Indeed, family is paramount to Wahlberg—a fact, he says, that explains why, this past Super Bowl Sunday, he, his wife, Rhea Durham, and his two sons left during the game’s third quarter, when their beloved New England Patriots were trailing the Atlanta Falcons by 25 points. (The Pats, of course, went on to win in overtime.)
No, it wasn’t a loss of faith in his team that caused his hasty exit, says the eternally optimistic Wahlberg. It was an F-bomb freak-out by his 8-year-old son, Brendan.
“Obviously, I’m a crazy fan,” Wahlberg says. “My son inherited that and went a little crazier: Atlanta scores. He’s like, ‘What the fuck!’ I’m like, ‘Did you just say...?’ He looks at me like, ‘You heard what I said.’ Then they turn it over on the fumble. He goes, ‘They’re going to fucking score again!’ He was on the floor, all over the place.”
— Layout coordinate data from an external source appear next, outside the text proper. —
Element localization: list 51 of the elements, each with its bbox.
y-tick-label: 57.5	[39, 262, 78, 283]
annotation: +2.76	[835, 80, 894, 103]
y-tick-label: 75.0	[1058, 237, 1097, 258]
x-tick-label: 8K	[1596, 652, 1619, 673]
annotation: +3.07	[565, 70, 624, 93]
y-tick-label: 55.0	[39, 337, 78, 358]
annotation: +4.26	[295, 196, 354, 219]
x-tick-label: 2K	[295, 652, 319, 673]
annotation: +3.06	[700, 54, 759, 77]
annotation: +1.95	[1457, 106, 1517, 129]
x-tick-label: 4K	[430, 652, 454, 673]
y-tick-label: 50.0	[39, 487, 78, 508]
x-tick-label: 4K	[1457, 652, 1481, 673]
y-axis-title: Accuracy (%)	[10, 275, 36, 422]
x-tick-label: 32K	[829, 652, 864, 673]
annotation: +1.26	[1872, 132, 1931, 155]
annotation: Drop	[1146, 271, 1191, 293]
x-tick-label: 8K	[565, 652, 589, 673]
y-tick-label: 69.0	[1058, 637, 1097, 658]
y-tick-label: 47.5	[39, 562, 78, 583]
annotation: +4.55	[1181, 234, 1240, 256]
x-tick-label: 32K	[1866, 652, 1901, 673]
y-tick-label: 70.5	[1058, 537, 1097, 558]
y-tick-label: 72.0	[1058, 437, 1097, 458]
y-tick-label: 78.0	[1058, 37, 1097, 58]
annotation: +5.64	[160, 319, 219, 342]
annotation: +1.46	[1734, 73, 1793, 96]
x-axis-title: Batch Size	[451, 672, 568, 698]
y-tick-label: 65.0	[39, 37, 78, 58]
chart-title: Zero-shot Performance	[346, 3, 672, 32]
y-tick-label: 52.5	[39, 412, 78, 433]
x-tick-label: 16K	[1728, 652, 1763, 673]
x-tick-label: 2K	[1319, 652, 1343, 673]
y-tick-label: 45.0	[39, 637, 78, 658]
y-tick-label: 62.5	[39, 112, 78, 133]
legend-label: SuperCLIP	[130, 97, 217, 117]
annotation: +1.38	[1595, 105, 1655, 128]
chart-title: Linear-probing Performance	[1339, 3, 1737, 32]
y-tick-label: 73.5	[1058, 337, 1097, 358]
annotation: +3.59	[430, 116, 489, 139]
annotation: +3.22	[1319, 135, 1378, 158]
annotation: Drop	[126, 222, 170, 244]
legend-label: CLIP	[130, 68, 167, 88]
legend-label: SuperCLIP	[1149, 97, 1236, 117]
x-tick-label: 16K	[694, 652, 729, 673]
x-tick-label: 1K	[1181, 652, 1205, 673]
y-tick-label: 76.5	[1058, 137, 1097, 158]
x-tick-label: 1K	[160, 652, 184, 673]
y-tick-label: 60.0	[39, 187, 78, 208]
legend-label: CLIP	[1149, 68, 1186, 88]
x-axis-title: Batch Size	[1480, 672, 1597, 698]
Wahlberg says that as a dad he made the decision it was the right time to take his brood back to the hotel.
Luckily, it turned into a private victory party. “We watched the win on TV, went to bed, woke up at 5 a.m., and had to be wheels up at 6 just to beat all the congestion. Dropped my kids off at 7 and was on the golf course at 8:30. So it worked out pretty good!”
Kind of like launching 317 with a 6-iron—or maybe, we’re pretty sure he’d say, even better.